Jacobi-Anger Density Estimation for Energy Distribution of Quantum States

TL;DR

This paper introduces JADE, a quantum-inspired method that reconstructs energy distributions of quantum states from limited moments, enabling more efficient ground state energy estimation in quantum computing.

Contribution

JADE is a novel non-parametric technique using Jacobi-Anger expansion to accurately estimate quantum energy distributions from few moments.

Findings

JADE accurately recovers energy distributions in molecular systems.

JADE is applicable to complex probability density estimation in various fields.

The method enhances quantum ground state energy estimation efficiency.

Abstract

The energy distribution of a quantum state is essential for accurately estimating a molecule's ground state energy in quantum computing. Directly obtaining this distribution requires full Hamiltonian diagonalization, which is computationally prohibitive for large-scale systems.

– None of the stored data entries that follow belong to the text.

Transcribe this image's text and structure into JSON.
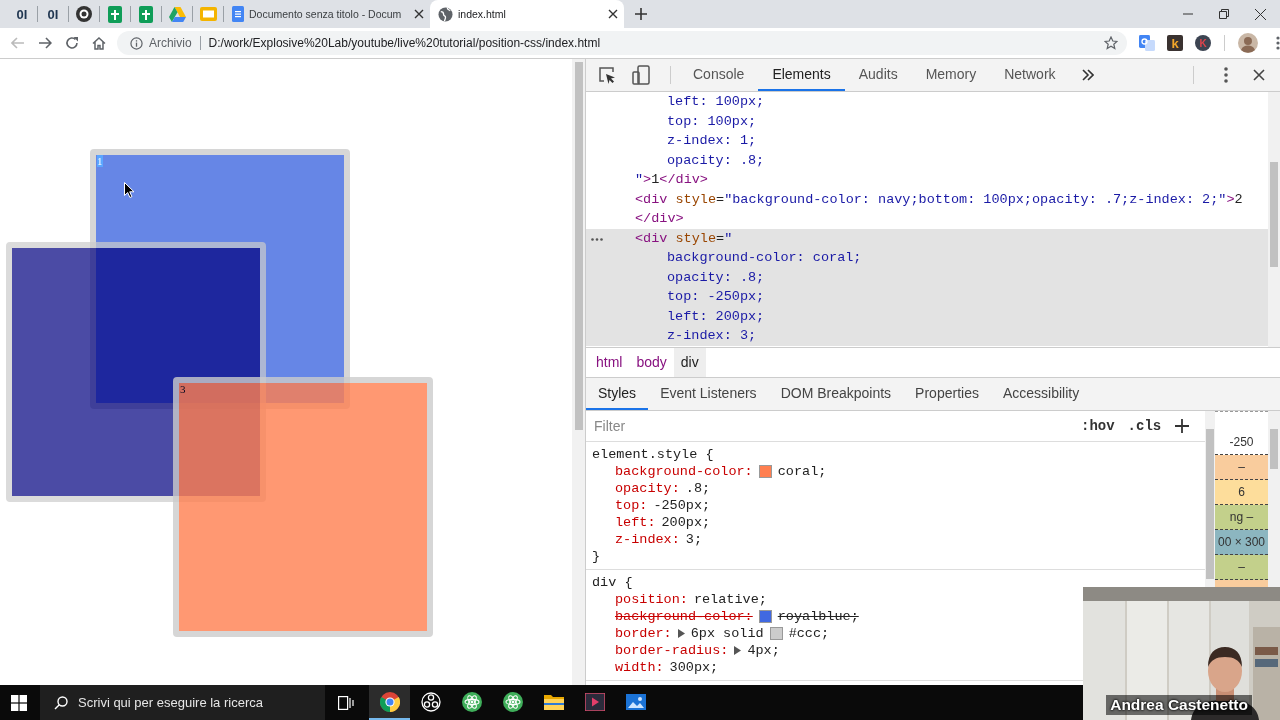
{
  "browser": {
    "pinned_tabs": [
      {
        "kind": "letters",
        "glyph": "0I"
      },
      {
        "kind": "letters",
        "glyph": "0I"
      },
      {
        "kind": "ring"
      },
      {
        "kind": "sheet"
      },
      {
        "kind": "sheet"
      },
      {
        "kind": "triangle"
      },
      {
        "kind": "slide"
      }
    ],
    "tabs": [
      {
        "kind": "document",
        "title": "Documento senza titolo - Docum",
        "selected": false
      },
      {
        "kind": "globe",
        "title": "index.html",
        "selected": true
      }
    ],
    "back": {
      "disabled": true
    },
    "forward": {
      "disabled": false
    },
    "address": {
      "security_label": "Archivio",
      "url": "D:/work/Explosive%20Lab/youtube/live%20tutorial/position-css/index.html"
    },
    "extensions": [
      {
        "kind": "translate"
      },
      {
        "kind": "badge",
        "glyph": "k"
      },
      {
        "kind": "round",
        "glyph": "K"
      }
    ]
  },
  "page": {
    "squares": [
      {
        "kind": "square",
        "label": "1",
        "label_selected": true
      },
      {
        "kind": "square"
      },
      {
        "kind": "square",
        "label": "3",
        "label_selected": false
      }
    ]
  },
  "devtools": {
    "tabs": [
      {
        "label": "Console",
        "selected": false
      },
      {
        "label": "Elements",
        "selected": true
      },
      {
        "label": "Audits",
        "selected": false
      },
      {
        "label": "Memory",
        "selected": false
      },
      {
        "label": "Network",
        "selected": false
      }
    ],
    "code_lines": [
      {
        "kind": "style",
        "highlighted": false,
        "marked": false,
        "segments": [
          {
            "kind": "value",
            "text": "left: 100px;"
          }
        ]
      },
      {
        "kind": "style",
        "highlighted": false,
        "marked": false,
        "segments": [
          {
            "kind": "value",
            "text": "top: 100px;"
          }
        ]
      },
      {
        "kind": "style",
        "highlighted": false,
        "marked": false,
        "segments": [
          {
            "kind": "value",
            "text": "z-index: 1;"
          }
        ]
      },
      {
        "kind": "style",
        "highlighted": false,
        "marked": false,
        "segments": [
          {
            "kind": "value",
            "text": "opacity: .8;"
          }
        ]
      },
      {
        "kind": "markup",
        "highlighted": false,
        "marked": false,
        "segments": [
          {
            "kind": "value",
            "text": "\""
          },
          {
            "kind": "tag",
            "text": ">"
          },
          {
            "kind": "text",
            "text": "1"
          },
          {
            "kind": "tag",
            "text": "</div>"
          }
        ]
      },
      {
        "kind": "markup",
        "highlighted": false,
        "marked": false,
        "segments": [
          {
            "kind": "tag",
            "text": "<div"
          },
          {
            "kind": "attr",
            "text": " style"
          },
          {
            "kind": "text",
            "text": "="
          },
          {
            "kind": "value",
            "text": "\"background-color: navy;bottom: 100px;opacity: .7;z-index: 2;\""
          },
          {
            "kind": "tag",
            "text": ">"
          },
          {
            "kind": "text",
            "text": "2"
          }
        ]
      },
      {
        "kind": "markup",
        "highlighted": false,
        "marked": false,
        "segments": [
          {
            "kind": "tag",
            "text": "</div>"
          }
        ]
      },
      {
        "kind": "markup",
        "highlighted": true,
        "marked": true,
        "segments": [
          {
            "kind": "tag",
            "text": "<div"
          },
          {
            "kind": "attr",
            "text": " style"
          },
          {
            "kind": "text",
            "text": "="
          },
          {
            "kind": "value",
            "text": "\""
          }
        ]
      },
      {
        "kind": "style",
        "highlighted": true,
        "marked": false,
        "segments": [
          {
            "kind": "value",
            "text": "background-color: coral;"
          }
        ]
      },
      {
        "kind": "style",
        "highlighted": true,
        "marked": false,
        "segments": [
          {
            "kind": "value",
            "text": "opacity: .8;"
          }
        ]
      },
      {
        "kind": "style",
        "highlighted": true,
        "marked": false,
        "segments": [
          {
            "kind": "value",
            "text": "top: -250px;"
          }
        ]
      },
      {
        "kind": "style",
        "highlighted": true,
        "marked": false,
        "segments": [
          {
            "kind": "value",
            "text": "left: 200px;"
          }
        ]
      },
      {
        "kind": "style",
        "highlighted": true,
        "marked": false,
        "segments": [
          {
            "kind": "value",
            "text": "z-index: 3;"
          }
        ]
      }
    ],
    "breadcrumb": [
      {
        "label": "html",
        "selected": false
      },
      {
        "label": "body",
        "selected": false
      },
      {
        "label": "div",
        "selected": true
      }
    ],
    "subtabs": [
      {
        "label": "Styles",
        "selected": true
      },
      {
        "label": "Event Listeners",
        "selected": false
      },
      {
        "label": "DOM Breakpoints",
        "selected": false
      },
      {
        "label": "Properties",
        "selected": false
      },
      {
        "label": "Accessibility",
        "selected": false
      }
    ],
    "filter": {
      "placeholder": "Filter"
    },
    "filter_buttons": [
      ":hov",
      ".cls"
    ],
    "rules": [
      {
        "selector": "element.style {",
        "close": "}",
        "declarations": [
          {
            "property": "background-color:",
            "color": "#ff7f50",
            "value": "coral;",
            "struck": false,
            "expandable": false
          },
          {
            "property": "opacity:",
            "value": ".8;",
            "struck": false,
            "expandable": false
          },
          {
            "property": "top:",
            "value": "-250px;",
            "struck": false,
            "expandable": false
          },
          {
            "property": "left:",
            "value": "200px;",
            "struck": false,
            "expandable": false
          },
          {
            "property": "z-index:",
            "value": "3;",
            "struck": false,
            "expandable": false
          }
        ]
      },
      {
        "selector": "div {",
        "declarations": [
          {
            "property": "position:",
            "value": "relative;",
            "struck": false,
            "expandable": false
          },
          {
            "property": "background-color:",
            "color": "#4169e1",
            "value": "royalblue;",
            "struck": true,
            "expandable": false
          },
          {
            "property": "border:",
            "pre": "6px solid",
            "color": "#cccccc",
            "value": "#ccc;",
            "struck": false,
            "expandable": true
          },
          {
            "property": "border-radius:",
            "value": "4px;",
            "struck": false,
            "expandable": true
          },
          {
            "property": "width:",
            "value": "300px;",
            "struck": false,
            "expandable": false
          }
        ]
      }
    ],
    "box_model": [
      {
        "text": "-250",
        "color": "#ffffff"
      },
      {
        "text": "–",
        "color": "#f9cc9d"
      },
      {
        "text": "6",
        "color": "#fddd9b"
      },
      {
        "text": "ng –",
        "color": "#c3d08b"
      },
      {
        "text": "00 × 300",
        "color": "#8cb6c0"
      },
      {
        "text": "–",
        "color": "#c3d08b"
      },
      {
        "color": "#f9cc9d"
      }
    ]
  },
  "webcam": {
    "kind": "picture",
    "caption": "Andrea Castenetto"
  },
  "taskbar": {
    "search_placeholder": "Scrivi qui per eseguire la ricerca",
    "apps": [
      {
        "kind": "chrome",
        "selected": true
      },
      {
        "kind": "obs",
        "selected": false
      },
      {
        "kind": "atom",
        "selected": false
      },
      {
        "kind": "atom",
        "selected": false
      },
      {
        "kind": "folder",
        "selected": false
      },
      {
        "kind": "video",
        "selected": false
      },
      {
        "kind": "photos",
        "selected": false
      }
    ]
  }
}
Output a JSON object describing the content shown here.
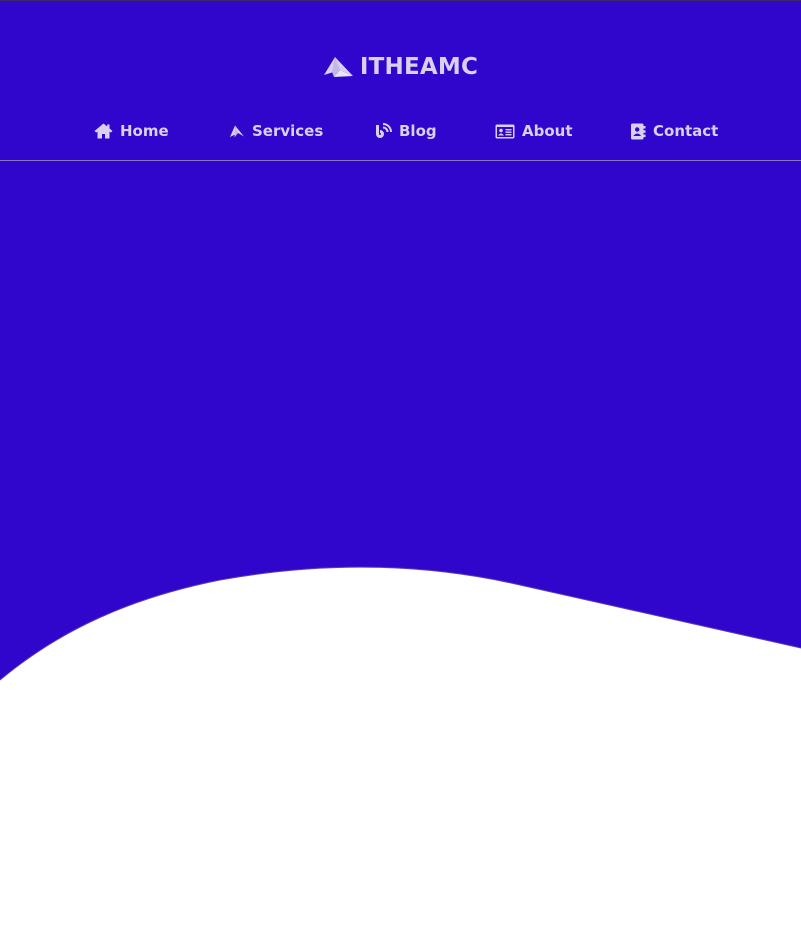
{
  "brand": {
    "name": "ITHEAMC",
    "logo_icon": "paper-plane-logo-icon"
  },
  "nav": {
    "items": [
      {
        "label": "Home",
        "icon": "home-icon"
      },
      {
        "label": "Services",
        "icon": "paper-plane-icon"
      },
      {
        "label": "Blog",
        "icon": "rss-icon"
      },
      {
        "label": "About",
        "icon": "id-card-icon"
      },
      {
        "label": "Contact",
        "icon": "address-book-icon"
      }
    ]
  },
  "colors": {
    "hero_background": "#3005cc",
    "nav_text": "#d9cfee",
    "divider": "#8876c9",
    "page_background": "#ffffff"
  }
}
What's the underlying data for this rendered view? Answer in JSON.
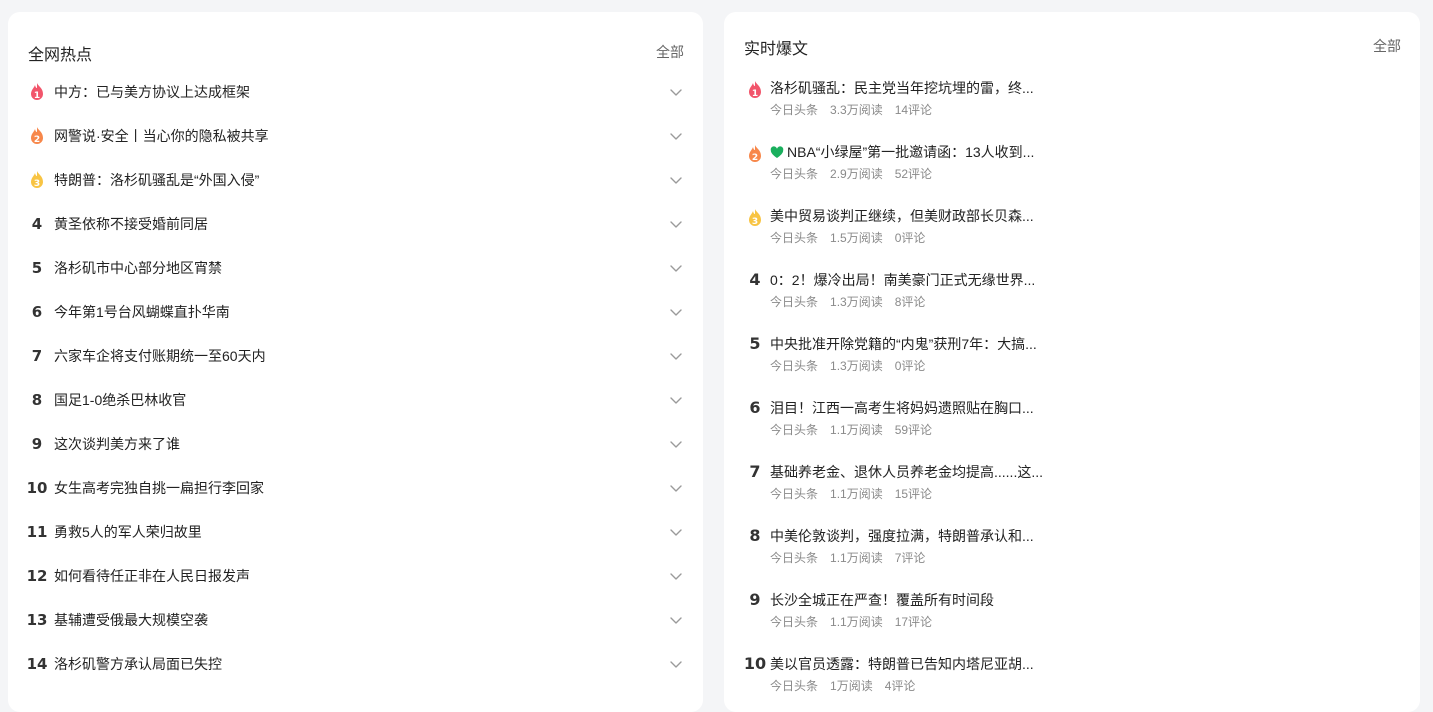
{
  "left_panel": {
    "title": "全网热点",
    "all_label": "全部",
    "items": [
      {
        "rank": "1",
        "title": "中方：已与美方协议上达成框架",
        "badge_color": "#f2556b"
      },
      {
        "rank": "2",
        "title": "网警说·安全丨当心你的隐私被共享",
        "badge_color": "#f7874a"
      },
      {
        "rank": "3",
        "title": "特朗普：洛杉矶骚乱是“外国入侵”",
        "badge_color": "#f8c443"
      },
      {
        "rank": "4",
        "title": "黄圣依称不接受婚前同居"
      },
      {
        "rank": "5",
        "title": "洛杉矶市中心部分地区宵禁"
      },
      {
        "rank": "6",
        "title": "今年第1号台风蝴蝶直扑华南"
      },
      {
        "rank": "7",
        "title": "六家车企将支付账期统一至60天内"
      },
      {
        "rank": "8",
        "title": "国足1-0绝杀巴林收官"
      },
      {
        "rank": "9",
        "title": "这次谈判美方来了谁"
      },
      {
        "rank": "10",
        "title": "女生高考完独自挑一扁担行李回家"
      },
      {
        "rank": "11",
        "title": "勇救5人的军人荣归故里"
      },
      {
        "rank": "12",
        "title": "如何看待任正非在人民日报发声"
      },
      {
        "rank": "13",
        "title": "基辅遭受俄最大规模空袭"
      },
      {
        "rank": "14",
        "title": "洛杉矶警方承认局面已失控"
      }
    ]
  },
  "right_panel": {
    "title": "实时爆文",
    "all_label": "全部",
    "items": [
      {
        "rank": "1",
        "title": "洛杉矶骚乱：民主党当年挖坑埋的雷，终...",
        "source": "今日头条",
        "reads": "3.3万阅读",
        "comments": "14评论",
        "badge_color": "#f2556b"
      },
      {
        "rank": "2",
        "title": "NBA“小绿屋”第一批邀请函：13人收到...",
        "source": "今日头条",
        "reads": "2.9万阅读",
        "comments": "52评论",
        "badge_color": "#f7874a",
        "heart_color": "#1aaf5d"
      },
      {
        "rank": "3",
        "title": "美中贸易谈判正继续，但美财政部长贝森...",
        "source": "今日头条",
        "reads": "1.5万阅读",
        "comments": "0评论",
        "badge_color": "#f8c443"
      },
      {
        "rank": "4",
        "title": "0：2！爆冷出局！南美豪门正式无缘世界...",
        "source": "今日头条",
        "reads": "1.3万阅读",
        "comments": "8评论"
      },
      {
        "rank": "5",
        "title": "中央批准开除党籍的“内鬼”获刑7年：大搞...",
        "source": "今日头条",
        "reads": "1.3万阅读",
        "comments": "0评论"
      },
      {
        "rank": "6",
        "title": "泪目！江西一高考生将妈妈遗照贴在胸口...",
        "source": "今日头条",
        "reads": "1.1万阅读",
        "comments": "59评论"
      },
      {
        "rank": "7",
        "title": "基础养老金、退休人员养老金均提高......这...",
        "source": "今日头条",
        "reads": "1.1万阅读",
        "comments": "15评论"
      },
      {
        "rank": "8",
        "title": "中美伦敦谈判，强度拉满，特朗普承认和...",
        "source": "今日头条",
        "reads": "1.1万阅读",
        "comments": "7评论"
      },
      {
        "rank": "9",
        "title": "长沙全城正在严查！覆盖所有时间段",
        "source": "今日头条",
        "reads": "1.1万阅读",
        "comments": "17评论"
      },
      {
        "rank": "10",
        "title": "美以官员透露：特朗普已告知内塔尼亚胡...",
        "source": "今日头条",
        "reads": "1万阅读",
        "comments": "4评论"
      }
    ]
  }
}
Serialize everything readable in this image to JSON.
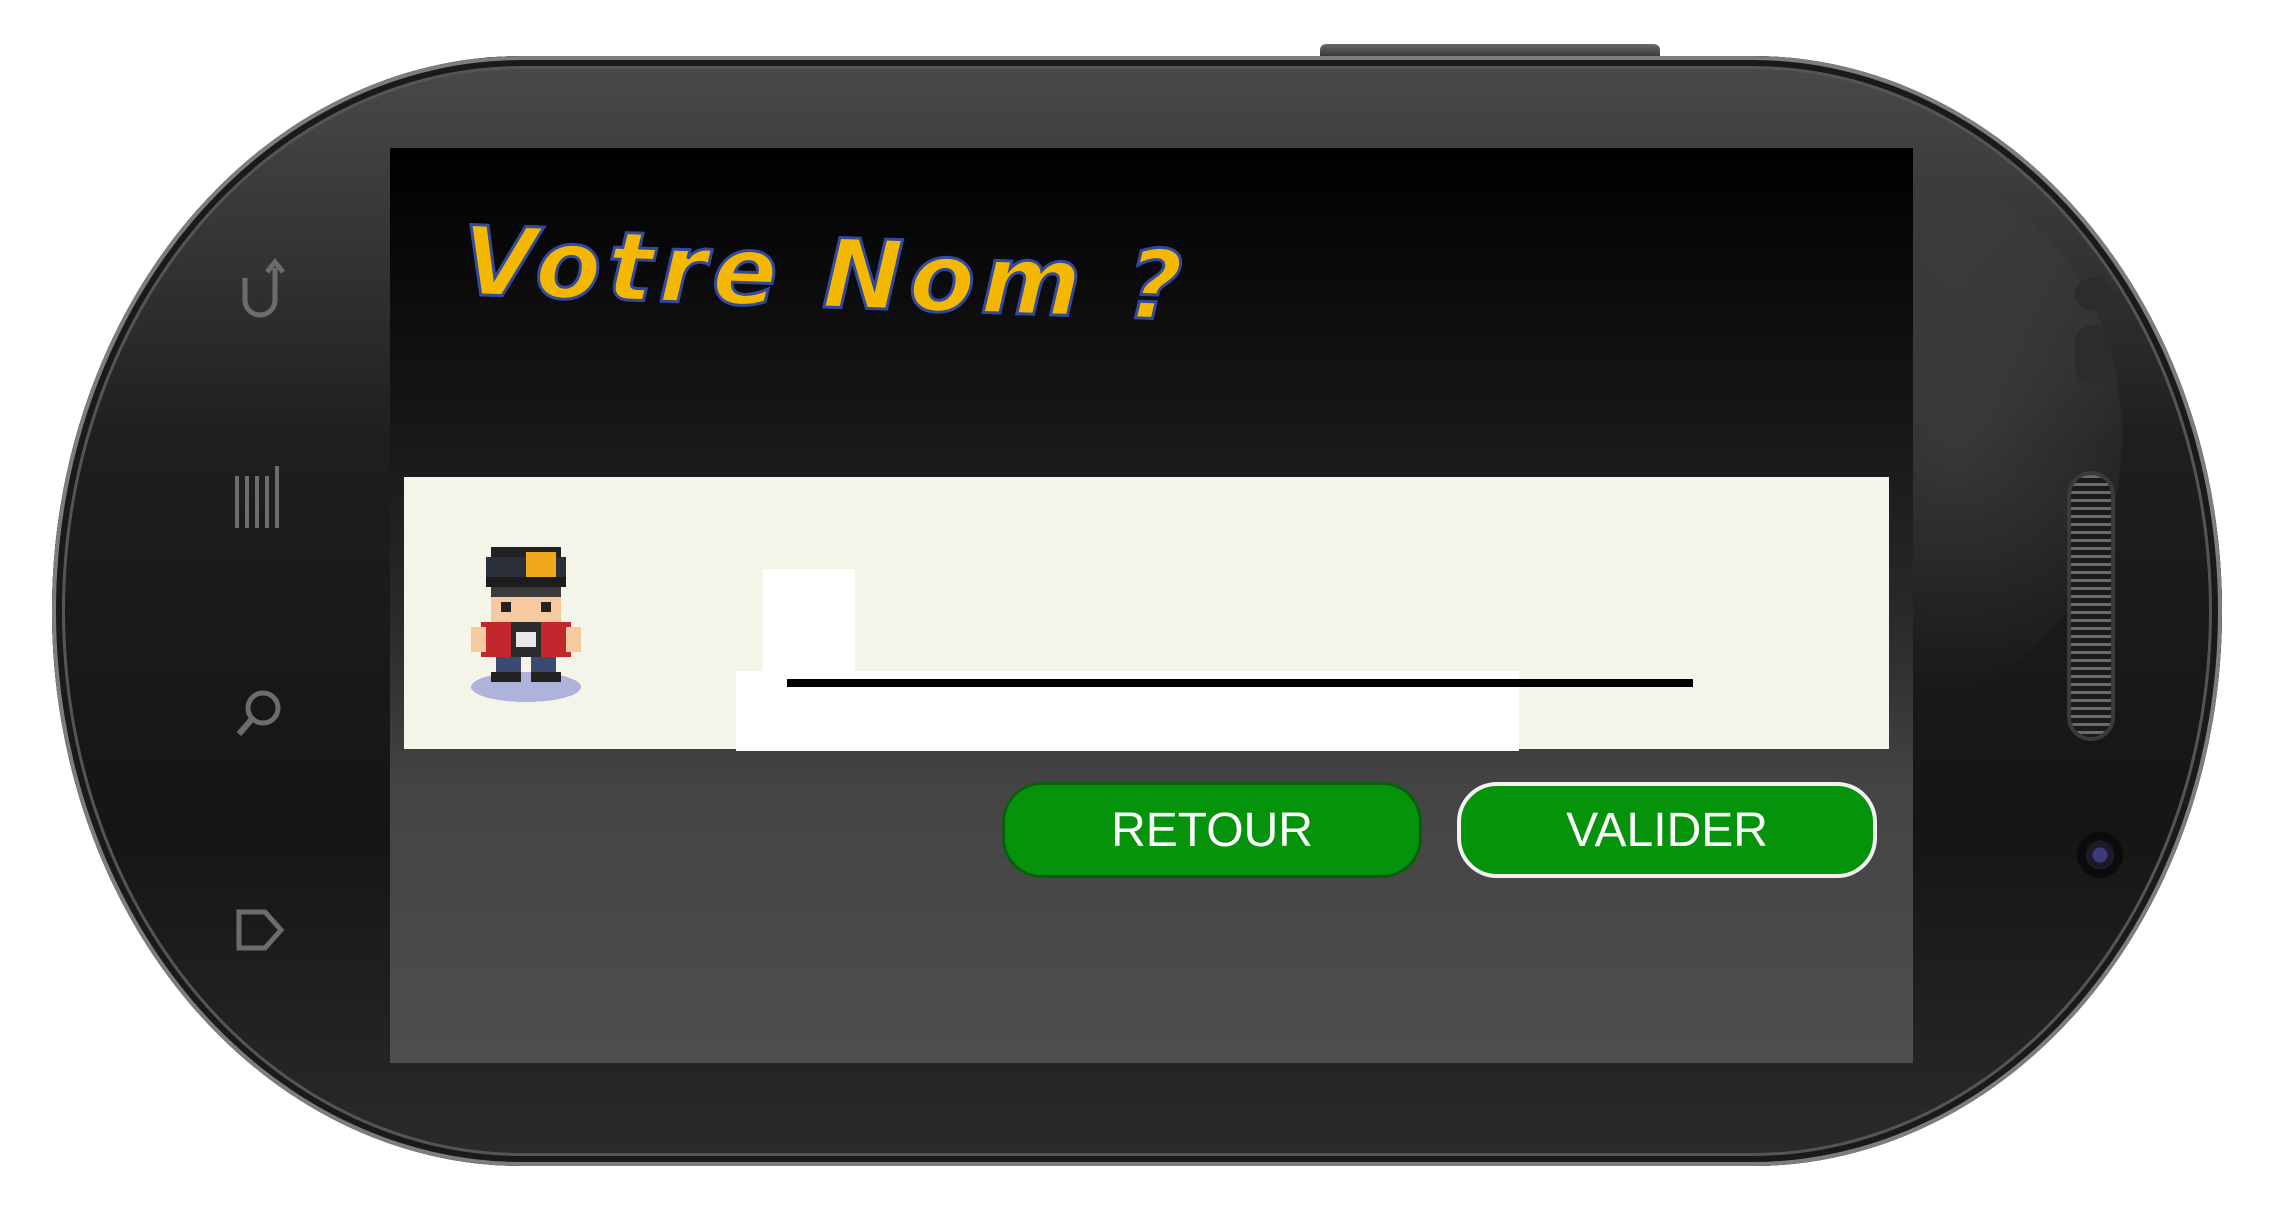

A more practical strategy is to approximate the distribution from a finite set of Hamiltonian moments. However, reconstructing an accurate distribution from only a limited number of moments remains a significant challenge. In this work, we introduce Jacobi-Anger Density Estimation (JADE), a non-parametric, quantum-inspired method designed to overcome this difficulty. JADE reconstructs the characteristic function from a finite set of moments using the Jacobi-Anger expansion and then estimates the underlying distribution via an inverse Fourier transform. We demonstrate that JADE can accurately recover the energy distribution of a quantum state for a molecular system. Beyond quantum chemistry, we also show that JADE is broadly applicable to the estimation of complicated probability density functions in various other scientific and engineering fields. Our results highlight JADE as a powerful and versatile tool for practical quantum systems, with the potential to significantly enhance ground state energy estimation and related applications.